回到蘇秀芹那裏的時候,蘭花滿臉感激的走了過來,我隨便應付了幾句之後就回到了蘇秀芹家,說實在話,我對於說慌騙人實在不在行,生怕再呆上一會就露出了馬腳。
我獨自一人坐在房裏左思右想,想到頭都痛了都沒想出個好辦法,最後沒有辦法隻好給陳全勇打了個電話,心想他是玄門的中行家,說不定會有好點的旁門可以走。
電話剛一接通,便傳來陳全勇一陣不耐煩的聲音:“個老茄子的,躲都躲不過你,有事快說,哥正忙著呢!”
這一句話可把夥噎得,但看在蘭花的份上我也沒有計較,耐著性子將她的情況說給了陳全勇聽,問他有沒有什麽辦法。

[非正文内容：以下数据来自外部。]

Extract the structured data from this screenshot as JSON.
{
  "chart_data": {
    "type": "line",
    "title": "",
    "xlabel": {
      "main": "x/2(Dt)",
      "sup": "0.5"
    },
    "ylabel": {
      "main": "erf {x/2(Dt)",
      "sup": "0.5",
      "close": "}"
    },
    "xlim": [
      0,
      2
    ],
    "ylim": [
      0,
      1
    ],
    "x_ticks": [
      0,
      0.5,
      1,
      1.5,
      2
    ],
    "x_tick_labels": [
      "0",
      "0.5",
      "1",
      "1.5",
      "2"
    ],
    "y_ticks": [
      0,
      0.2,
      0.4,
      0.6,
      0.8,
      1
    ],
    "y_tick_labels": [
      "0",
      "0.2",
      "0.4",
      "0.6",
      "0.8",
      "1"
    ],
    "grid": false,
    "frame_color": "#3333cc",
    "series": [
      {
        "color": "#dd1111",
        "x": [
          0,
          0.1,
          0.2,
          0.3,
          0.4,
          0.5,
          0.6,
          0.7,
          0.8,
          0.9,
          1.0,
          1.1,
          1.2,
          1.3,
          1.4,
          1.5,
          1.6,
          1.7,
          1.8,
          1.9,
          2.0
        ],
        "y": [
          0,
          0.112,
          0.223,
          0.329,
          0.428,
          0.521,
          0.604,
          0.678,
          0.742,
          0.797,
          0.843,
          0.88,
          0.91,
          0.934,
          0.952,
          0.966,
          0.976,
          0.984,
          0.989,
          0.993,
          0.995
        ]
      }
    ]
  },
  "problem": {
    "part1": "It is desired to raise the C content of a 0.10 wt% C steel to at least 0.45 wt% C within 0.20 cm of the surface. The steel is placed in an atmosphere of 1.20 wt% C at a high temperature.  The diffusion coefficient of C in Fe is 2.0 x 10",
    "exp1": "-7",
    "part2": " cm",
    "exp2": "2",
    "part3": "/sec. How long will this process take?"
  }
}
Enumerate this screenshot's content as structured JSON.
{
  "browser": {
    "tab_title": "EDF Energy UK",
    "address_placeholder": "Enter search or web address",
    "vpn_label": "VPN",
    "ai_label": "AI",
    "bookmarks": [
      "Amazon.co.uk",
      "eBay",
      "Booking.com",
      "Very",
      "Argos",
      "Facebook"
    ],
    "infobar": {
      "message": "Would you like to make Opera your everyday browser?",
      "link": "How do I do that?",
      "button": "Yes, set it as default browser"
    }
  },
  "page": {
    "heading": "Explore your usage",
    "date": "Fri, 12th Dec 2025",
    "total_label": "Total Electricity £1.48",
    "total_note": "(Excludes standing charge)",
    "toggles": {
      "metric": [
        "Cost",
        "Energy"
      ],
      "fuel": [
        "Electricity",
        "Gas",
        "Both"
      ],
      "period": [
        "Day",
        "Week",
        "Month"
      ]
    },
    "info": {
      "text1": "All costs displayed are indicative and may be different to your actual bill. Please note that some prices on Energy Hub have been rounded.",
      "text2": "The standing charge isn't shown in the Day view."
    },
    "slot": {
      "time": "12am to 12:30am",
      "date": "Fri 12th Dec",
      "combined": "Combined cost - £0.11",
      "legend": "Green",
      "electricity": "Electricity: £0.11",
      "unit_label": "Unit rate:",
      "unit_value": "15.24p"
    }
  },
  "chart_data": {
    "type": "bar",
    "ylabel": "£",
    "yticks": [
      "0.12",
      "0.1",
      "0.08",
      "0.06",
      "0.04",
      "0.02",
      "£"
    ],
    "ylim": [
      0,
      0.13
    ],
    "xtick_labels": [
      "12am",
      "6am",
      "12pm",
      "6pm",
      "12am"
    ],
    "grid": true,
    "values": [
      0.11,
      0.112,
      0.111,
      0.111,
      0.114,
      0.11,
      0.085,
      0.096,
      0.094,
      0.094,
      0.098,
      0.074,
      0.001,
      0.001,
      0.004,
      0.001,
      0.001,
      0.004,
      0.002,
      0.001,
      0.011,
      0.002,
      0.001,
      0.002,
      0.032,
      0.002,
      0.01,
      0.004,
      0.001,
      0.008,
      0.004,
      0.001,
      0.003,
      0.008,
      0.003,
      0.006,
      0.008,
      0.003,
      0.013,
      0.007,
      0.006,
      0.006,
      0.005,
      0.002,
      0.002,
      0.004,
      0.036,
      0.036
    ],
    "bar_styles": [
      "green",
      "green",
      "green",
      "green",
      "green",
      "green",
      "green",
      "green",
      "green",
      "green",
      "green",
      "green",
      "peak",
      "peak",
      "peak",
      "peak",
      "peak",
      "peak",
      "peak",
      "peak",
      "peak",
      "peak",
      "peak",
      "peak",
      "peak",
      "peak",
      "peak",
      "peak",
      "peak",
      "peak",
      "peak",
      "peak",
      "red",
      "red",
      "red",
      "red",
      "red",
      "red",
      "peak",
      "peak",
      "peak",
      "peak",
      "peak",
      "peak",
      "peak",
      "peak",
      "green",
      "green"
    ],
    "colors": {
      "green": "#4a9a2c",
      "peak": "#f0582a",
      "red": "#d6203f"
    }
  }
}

哪知他一聽完就著急上火的說道:“個老茄子的,你到底有沒有修道的天分啊,這事好辦得很,你沒聽說過追魂符麽,那找人跟玩似的。”
擦,真是一言驚醒夢中人,我怎麽把這一茬給忘了。
“哦,對了,之前走得急忘了告訴你了,秀芹之前給的一萬塊錢我放在房間的櫃子裏了,你要用就自己拿。”
擦,誰要你那點碎銀子,哥們現在不缺吃不缺喝的,要錢有毛用啊。
於是我又問他忙什麽呢,怎麽一聲不響的就跑了,是不是背著我芹姐幹著什麽見不得人的勾當呢。
他一聽急了說東西可以亂吃,話不能亂說,哥幹的可是能見青天可昭日朋的磊落之事,你小子太齷蹉了,最後他還警告我說亂想就算了,要是敢對秀芹亂說小心他跟我沒完。
擦,看把他給緊張的。
我掛了電話,回到房裏思索起來。
這追魂符是陽符中的一種,需配合對方一件貼身物品還有血才可生效,貼身物品蘭花那裏肯定有,至於這血更好辦了,蘭花與他弟弟的血脈至親,完全沒有問題。
隻不過,我有些犯難的是,如今兩極佩上陽魚那邊紅色少得可憐,怕是這張陽符一旦發過就會將我陽氣耗盡,到時候可別蘭花她弟弟虎子沒有找到,反而把我自個兒給搭了進去。